People are pretty good at associating words with images. Most associate the color yellow with the sun, or think of candy when the word chocolate is mentioned. Words can construe positive or negative connotations in our psyche. Often we use words to identify ourselves, and in so doing, create expectations from which people can judge us.
I’m a chef. This is the start of my professional identity. It should lead you to believe that I’m knowledgeable about food, I can cook, and I wear a white jacket with checkered pants. When you hear the word “shed”, you think of a small building in the backyard used for tool storage or as a work space.
Imagine my surprise when I decided to have dinner at The Shed at Glenwood in East Atlanta. The building is unassuming in décor, part of one of the developments of apartments and stores so common in urban neighborhoods. The red brick façade had no large sign; I had to literally walk right up to the door to make sure I was in the right place. Inside, the décor was contemporary with stainless steel, recessed lights, and an open floor plan. The space was just the right size for a neighborhood restaurant: small enough to be intimate, large enough not to be claustrophobic.
I got there at 6 p.m., which is the usual start for dinner service, and was surprised to find people eating at several tables. The host was on the phone confirming a reservation; once finished, he greeted me cordially, asking if I had a reservation. I told him that I was in the neighborhood and decided to stop for dinner, and he explained that they were solidly booked for the night. He offered seating at the bar, which in my opinion can be better than sitting at a table. Service is much quicker at the bar, especially in busy restaurants. As I sat and looked at the menu, I realized that I would never cook or serve food of this caliber in a shed. The name “The Shed” is a misnomer: there’s nothing rustic, utilitarian, or simple about the food served here. Simple is left at the door, where it stayed for the next few hours while I pleasurably ate and drank my way through a series of small plates and main courses.

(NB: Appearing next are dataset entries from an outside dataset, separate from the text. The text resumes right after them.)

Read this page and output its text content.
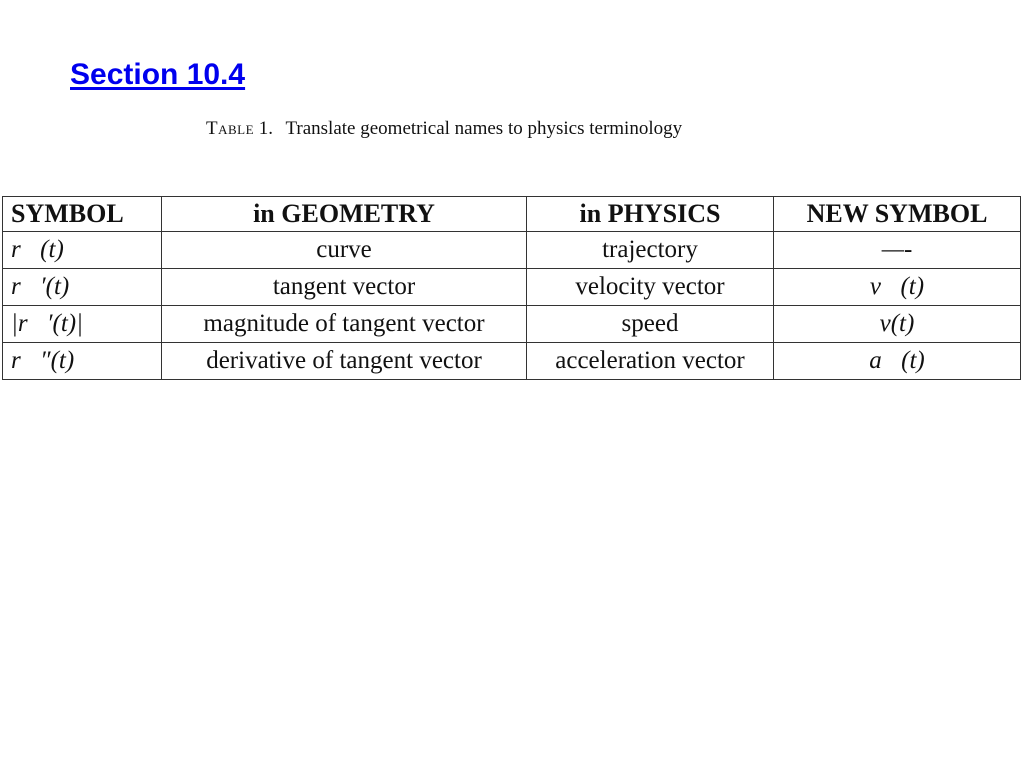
Section 10.4
Table 1. Translate geometrical names to physics terminology
SYMBOL	in GEOMETRY	in PHYSICS	NEW SYMBOL
r⃗(t)	curve	trajectory	—-
r⃗′(t)	tangent vector	velocity vector	v⃗(t)
|r⃗′(t)|	magnitude of tangent vector	speed	v(t)
r⃗″(t)	derivative of tangent vector	acceleration vector	a⃗(t)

To start, I ordered the Smoked Trout Risotto Balls with Lemon Aioli, Lamb Short Rib with Fennel Slaw, Date Chutney and Yogurt, and Chicken Liver Pate with Sweet Potato Butter and Brioche. Each plate, no more than three to four bites, demonstrated the chef’s attention to detail and his use of color and garnish to entice the eye. The risotto balls were tasty smeared in the lemon aioli, but the flavor of the smoked trout was barely discernible – enjoyable but not memorable. The lamb short ribs were tender and flavorful, and the fennel slaw and yogurt offset the fatty richness of the short rib. I thoroughly enjoyed this. I enjoyed the chicken pate as well, and had to request another plate of brioche to make sure I could smear on every last bit of it. If you’ve never had chicken liver pate before, The Shed is a good venue for an initiation.
The entrees ordered were Grilled New York Strip (medium), with glazed pearl onions, potato croquette, and blue cheese with the House 1A Sauce. Also Potato Crusted Flounder with salt cod potato, artichoke chips and Meyer lemon aioli. Once again, it was evident that the chef has a fine dining background: each plate was beautiful to look at. The flounder was ok, safe. There were no surprises in this dish, and I’m sure it is a safe bet for the finicky eater. The New York strip was served in medallions, neatly stacked. It was tender, coupled with the potato croquette that was nice and crispy on the outside with creamy smooth center. The glazed onions were sweet and tangy. Definitely the standout dish of the two. To drink, I had a local draught called Red Hare Long Day Lager, similar in taste to Stella Artois but with a slightly stronger note of bitterness from the hops.
By the end, too full for dessert, I opted to leave that for another visit. The Shed at Glenwood connotes many images, but the best is that of good food, affordably priced, in a casual setting.